So long as any Commitment shall be in effect or any Loan or any other Obligation hereunder shall remain unpaid or unsatisfied, the Borrower represents and warrants to the Administrative Agent, the Collateral Agent and the Lenders that:

Section 3.01               Organization; Powers. Each of the Borrower, PREDEX Fund Advisor and any Executing Entity (a) is duly organized, validly existing and in good standing under the laws of the jurisdiction of its organization, (b) has all requisite power and authority to (i) own its property and assets and to carry on its business as now conducted and as proposed to be conducted and (ii) execute, deliver and perform its obligations under each Loan Document and each other agreement or instrument contemplated thereby and (c) is qualified to do business in, and is in good standing in, every jurisdiction where such qualification is required, except where the failure so to qualify could not reasonably be expected to result in a Material Adverse Effect. No Series (as defined in the Borrower’s Declaration of Trust) of the Borrower is existing or has been established. The Borrower has no Borrower Subsidiaries.

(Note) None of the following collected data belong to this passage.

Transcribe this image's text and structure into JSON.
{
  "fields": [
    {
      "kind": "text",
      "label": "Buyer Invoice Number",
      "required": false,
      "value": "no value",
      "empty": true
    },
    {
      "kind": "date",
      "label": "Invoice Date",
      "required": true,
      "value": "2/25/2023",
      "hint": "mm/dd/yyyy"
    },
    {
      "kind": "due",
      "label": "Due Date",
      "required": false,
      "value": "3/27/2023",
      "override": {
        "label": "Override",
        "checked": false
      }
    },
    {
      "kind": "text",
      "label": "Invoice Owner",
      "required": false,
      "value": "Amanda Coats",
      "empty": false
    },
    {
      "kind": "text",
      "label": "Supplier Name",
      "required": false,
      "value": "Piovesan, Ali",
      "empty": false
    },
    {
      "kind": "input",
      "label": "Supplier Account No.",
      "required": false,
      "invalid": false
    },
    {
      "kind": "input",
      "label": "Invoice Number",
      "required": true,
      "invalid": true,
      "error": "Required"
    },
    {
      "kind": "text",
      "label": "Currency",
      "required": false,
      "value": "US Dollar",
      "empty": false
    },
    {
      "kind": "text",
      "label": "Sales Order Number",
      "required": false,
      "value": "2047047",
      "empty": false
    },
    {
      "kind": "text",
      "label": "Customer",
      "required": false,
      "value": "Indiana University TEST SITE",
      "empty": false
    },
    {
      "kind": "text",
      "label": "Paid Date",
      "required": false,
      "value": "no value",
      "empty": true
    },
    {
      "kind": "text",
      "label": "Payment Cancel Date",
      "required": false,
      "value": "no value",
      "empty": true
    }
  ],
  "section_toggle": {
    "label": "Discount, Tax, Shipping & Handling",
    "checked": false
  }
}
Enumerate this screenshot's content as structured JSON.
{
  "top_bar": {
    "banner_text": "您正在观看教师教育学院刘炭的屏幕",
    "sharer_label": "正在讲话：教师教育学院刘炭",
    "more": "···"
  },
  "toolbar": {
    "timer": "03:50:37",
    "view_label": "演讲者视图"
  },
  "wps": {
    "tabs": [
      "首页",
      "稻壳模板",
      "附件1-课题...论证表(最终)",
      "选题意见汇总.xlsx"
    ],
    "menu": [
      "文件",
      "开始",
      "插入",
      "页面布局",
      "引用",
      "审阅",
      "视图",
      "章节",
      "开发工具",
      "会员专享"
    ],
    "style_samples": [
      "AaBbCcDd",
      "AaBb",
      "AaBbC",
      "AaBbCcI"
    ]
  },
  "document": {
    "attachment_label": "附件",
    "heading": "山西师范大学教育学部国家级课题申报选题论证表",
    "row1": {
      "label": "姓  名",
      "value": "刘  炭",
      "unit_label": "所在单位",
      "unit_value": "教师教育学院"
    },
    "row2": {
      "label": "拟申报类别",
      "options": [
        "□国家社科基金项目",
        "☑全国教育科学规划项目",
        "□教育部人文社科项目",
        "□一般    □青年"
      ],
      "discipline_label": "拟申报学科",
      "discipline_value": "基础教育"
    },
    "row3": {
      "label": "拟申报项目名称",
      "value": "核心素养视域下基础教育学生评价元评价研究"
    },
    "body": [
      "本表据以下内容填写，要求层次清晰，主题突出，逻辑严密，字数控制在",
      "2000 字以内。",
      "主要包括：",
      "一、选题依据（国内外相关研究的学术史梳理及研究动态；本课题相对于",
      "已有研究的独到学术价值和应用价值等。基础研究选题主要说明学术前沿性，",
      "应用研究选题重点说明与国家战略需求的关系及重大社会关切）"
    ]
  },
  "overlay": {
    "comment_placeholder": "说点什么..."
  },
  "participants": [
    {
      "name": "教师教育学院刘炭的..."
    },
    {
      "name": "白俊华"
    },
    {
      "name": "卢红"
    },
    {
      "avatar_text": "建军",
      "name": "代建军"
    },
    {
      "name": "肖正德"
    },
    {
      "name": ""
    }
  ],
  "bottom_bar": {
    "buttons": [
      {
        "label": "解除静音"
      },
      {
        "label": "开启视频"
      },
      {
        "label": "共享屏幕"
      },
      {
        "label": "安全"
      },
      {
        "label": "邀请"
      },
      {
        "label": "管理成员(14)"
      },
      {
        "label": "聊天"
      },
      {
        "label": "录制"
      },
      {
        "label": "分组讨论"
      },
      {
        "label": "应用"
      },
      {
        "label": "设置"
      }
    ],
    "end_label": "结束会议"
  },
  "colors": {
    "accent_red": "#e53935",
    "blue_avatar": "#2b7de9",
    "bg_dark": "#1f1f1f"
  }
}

Section 3.02               Authorization. The Transactions (a) have been duly authorized by all requisite corporate, company or partnership action (as applicable) of the Borrower and any Executing Entity and (b) will not (i) violate (A) any provision of the Organization Documents of the Borrower or any Executing Entity or any law, statute, rule, regulation or order of any Governmental Authority applicable to the Borrower or any Executing Entity or (B) any provision of any indenture, agreement or other instrument evidencing Indebtedness or any other material agreement to which the Borrower is a party or by which it or any of its property is or may be bound, (ii) be in conflict with, result in a breach of or constitute (alone or with notice or lapse of time or both) a default under, or give rise to any right to accelerate or to require the prepayment, repurchase or redemption of any obligation under any such indenture, agreement or other instrument or (iii) result in the creation or imposition of any Lien upon or with respect to any property or assets now owned or hereafter acquired by the Borrower (other than any Lien created hereunder or under the Collateral Documents).

Section 3.03               Enforceability. This Agreement, the Collateral Agreement, the Control Agreement and the Account Agreement have been duly executed and delivered by the Borrower and any Executing Entity, as applicable, and each constitutes, and each other Loan Document when executed and delivered by the Borrower and any Executing Entity, as applicable, will constitute, a legal, valid and binding obligation of the Borrower, enforceable against the Borrower in accordance with its terms, except as may be limited by applicable bankruptcy, insolvency, reorganization, moratorium or other similar laws affecting creditors’ rights generally or by general equitable principles relating to enforceability.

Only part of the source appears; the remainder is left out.